In a related report by the Inquisitr, a “tiny” girl named Kylee Moss was considered overweight based upon her school’s BMI exam.

“She wanted to know if it meant that she was fat because she saw ‘lose weight’ on it,” said the girl’s mother. “Whenever she read it, she only needed help with one word and that was ‘body composition’, and when she knew that her number was bigger than the number for her age, she knew that it meant something. It was frightening to know that a child in second grade would worry about what their body image is.”

Similarly, the fifth grade daughter of Van Epps is an active swimmer who is claimed to not be overweight at all. Van Epps say the girl is relatively tall for her age, but the Body Mass Index exam did not take into account how muscular she is due to swimming four to five times a week. In the school’s overweight notes, all of this information was not taken into account, and now the girl is devastated.

“The damage was done,” Van Epps says. “[My daughter] said, ‘Mom I’m fat. The paper says I’m fat.’ The school didn’t ask her what type of exercising are you doing. The school didn’t ask what do you eat. The school just told her, by how much she weighed and how tall she was, they told her, you’re fat. I can’t… I don’t even have the words to describe the feeling that that made me feel, when my daughter says, ‘I am fat.’ ”
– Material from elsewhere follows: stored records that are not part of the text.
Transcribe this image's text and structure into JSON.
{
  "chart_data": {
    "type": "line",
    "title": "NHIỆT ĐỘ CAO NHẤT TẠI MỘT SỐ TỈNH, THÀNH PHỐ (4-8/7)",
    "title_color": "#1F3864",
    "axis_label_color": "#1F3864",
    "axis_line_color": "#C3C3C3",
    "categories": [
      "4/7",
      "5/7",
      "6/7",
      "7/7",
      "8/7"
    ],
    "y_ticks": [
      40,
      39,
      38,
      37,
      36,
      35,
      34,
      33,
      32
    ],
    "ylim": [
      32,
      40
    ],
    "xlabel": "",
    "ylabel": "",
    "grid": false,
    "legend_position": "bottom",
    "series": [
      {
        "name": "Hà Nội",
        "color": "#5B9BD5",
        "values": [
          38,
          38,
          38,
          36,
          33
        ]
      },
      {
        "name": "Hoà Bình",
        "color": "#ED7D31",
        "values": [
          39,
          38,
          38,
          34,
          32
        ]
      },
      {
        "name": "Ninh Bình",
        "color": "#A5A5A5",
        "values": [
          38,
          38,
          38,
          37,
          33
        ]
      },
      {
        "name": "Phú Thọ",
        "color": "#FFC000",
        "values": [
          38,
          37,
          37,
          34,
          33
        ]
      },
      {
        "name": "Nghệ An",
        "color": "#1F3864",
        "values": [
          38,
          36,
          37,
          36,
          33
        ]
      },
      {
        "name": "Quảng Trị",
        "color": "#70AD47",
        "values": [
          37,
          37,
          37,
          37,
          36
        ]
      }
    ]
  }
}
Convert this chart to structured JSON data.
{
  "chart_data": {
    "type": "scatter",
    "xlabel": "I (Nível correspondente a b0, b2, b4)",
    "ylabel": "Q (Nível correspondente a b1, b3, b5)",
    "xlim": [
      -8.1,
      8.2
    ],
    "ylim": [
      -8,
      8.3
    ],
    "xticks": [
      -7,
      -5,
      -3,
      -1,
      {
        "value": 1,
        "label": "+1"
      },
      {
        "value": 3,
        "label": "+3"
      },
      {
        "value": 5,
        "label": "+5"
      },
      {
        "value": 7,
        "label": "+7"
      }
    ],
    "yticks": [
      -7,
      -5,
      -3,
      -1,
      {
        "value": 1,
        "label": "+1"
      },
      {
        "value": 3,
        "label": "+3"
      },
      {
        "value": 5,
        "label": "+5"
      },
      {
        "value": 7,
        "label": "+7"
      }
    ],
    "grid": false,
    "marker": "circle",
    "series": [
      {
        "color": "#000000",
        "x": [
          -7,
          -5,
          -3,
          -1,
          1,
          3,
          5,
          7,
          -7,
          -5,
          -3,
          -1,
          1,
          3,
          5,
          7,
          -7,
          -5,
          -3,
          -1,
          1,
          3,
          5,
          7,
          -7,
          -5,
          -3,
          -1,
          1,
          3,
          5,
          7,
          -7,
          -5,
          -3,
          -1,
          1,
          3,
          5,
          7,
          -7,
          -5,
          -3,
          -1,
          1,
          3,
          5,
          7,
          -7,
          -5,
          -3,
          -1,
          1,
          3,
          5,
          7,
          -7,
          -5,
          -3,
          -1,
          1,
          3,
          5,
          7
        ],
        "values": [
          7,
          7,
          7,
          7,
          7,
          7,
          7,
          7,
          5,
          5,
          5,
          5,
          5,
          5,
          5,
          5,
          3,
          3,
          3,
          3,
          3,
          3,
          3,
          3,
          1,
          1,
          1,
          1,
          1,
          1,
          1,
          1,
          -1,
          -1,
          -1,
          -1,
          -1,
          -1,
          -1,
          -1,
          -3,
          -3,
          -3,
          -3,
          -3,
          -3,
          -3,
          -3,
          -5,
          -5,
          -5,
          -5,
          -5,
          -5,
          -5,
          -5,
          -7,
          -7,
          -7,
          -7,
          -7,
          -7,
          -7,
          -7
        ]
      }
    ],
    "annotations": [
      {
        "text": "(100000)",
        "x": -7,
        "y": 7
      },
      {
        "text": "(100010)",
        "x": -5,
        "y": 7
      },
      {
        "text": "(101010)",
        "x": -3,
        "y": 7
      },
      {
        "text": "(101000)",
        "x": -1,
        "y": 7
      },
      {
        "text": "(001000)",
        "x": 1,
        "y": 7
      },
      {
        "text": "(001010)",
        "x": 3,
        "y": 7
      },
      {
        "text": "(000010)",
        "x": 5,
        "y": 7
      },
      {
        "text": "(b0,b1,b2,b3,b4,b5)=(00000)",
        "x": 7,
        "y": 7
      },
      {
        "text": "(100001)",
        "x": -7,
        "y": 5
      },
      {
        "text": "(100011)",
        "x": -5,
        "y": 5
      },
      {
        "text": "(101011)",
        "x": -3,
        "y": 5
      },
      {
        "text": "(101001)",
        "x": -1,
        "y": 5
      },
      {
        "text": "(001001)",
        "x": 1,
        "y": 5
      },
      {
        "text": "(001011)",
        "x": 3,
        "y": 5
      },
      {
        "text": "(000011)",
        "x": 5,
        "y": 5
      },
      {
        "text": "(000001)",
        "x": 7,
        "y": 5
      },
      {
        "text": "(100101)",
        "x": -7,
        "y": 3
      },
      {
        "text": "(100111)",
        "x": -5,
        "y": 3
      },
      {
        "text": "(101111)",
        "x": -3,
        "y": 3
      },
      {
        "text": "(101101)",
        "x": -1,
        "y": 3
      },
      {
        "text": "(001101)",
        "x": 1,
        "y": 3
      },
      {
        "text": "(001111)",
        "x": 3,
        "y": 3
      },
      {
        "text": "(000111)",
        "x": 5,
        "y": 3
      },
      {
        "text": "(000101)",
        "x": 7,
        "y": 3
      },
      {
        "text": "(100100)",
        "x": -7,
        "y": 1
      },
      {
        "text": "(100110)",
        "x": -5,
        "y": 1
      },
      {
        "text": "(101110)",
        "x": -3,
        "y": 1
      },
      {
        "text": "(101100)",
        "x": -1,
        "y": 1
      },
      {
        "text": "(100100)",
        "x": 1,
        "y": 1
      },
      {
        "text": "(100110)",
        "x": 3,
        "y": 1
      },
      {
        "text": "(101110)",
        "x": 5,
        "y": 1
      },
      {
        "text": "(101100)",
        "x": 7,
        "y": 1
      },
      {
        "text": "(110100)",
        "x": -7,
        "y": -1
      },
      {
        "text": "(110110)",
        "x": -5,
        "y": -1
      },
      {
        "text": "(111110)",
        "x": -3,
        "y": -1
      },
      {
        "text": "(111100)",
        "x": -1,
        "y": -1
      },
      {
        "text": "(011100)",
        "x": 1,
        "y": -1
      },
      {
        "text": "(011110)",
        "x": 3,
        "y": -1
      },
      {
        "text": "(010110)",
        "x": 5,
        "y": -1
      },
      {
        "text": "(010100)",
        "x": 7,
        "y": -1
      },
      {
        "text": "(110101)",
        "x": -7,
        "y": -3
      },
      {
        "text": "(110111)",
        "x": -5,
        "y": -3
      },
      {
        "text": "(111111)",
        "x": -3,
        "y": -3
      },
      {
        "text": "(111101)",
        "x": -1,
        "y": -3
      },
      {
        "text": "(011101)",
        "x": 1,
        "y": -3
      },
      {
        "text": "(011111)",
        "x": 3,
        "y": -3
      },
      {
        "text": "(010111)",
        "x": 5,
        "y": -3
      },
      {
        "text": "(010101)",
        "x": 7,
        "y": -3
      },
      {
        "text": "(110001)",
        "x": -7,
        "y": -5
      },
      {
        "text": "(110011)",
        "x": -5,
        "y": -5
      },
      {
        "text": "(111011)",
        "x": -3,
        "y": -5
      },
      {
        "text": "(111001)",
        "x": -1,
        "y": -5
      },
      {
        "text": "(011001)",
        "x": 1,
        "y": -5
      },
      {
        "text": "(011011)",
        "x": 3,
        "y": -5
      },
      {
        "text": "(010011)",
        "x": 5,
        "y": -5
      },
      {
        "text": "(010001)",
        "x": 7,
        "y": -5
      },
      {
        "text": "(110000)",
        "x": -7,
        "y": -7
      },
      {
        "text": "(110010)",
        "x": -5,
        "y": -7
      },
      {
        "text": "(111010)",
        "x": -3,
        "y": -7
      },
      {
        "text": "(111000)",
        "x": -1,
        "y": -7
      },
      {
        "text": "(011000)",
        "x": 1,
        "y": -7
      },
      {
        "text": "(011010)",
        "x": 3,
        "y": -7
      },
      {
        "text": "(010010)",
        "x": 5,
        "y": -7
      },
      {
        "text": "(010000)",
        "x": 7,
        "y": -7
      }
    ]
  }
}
Forsyth County School representative Jennifer Caracciolo says Georgia’s SHAPE fitness initiative requires the BMI test to be administered since the southern state is one of the worst ranking states for childhood obesity. The school’s overweight notes are supposed to go home with report cards, and since the envelope is supposed to be addressed to the parents, it’s assumed kids will not sneak a peak. Caracciolo said the so-called fat letter did not “go out with report cards as planned,” and Van Epps believes the results of fitness tests should never be put in the hands of children.

“Ok, I agree, if I want my daughter to go to the school I have to follow the rules, but what they shouldn’t have done is give that letter to my daughter’s hands, addressed to her,” Van Epps says, according to FOX 5. “That letter is for my eyes only.”

School representatives have apologized for sending out the school’s overweight notes in such a manner, but Van Epps also believes parents should have the right to deny BMI testing.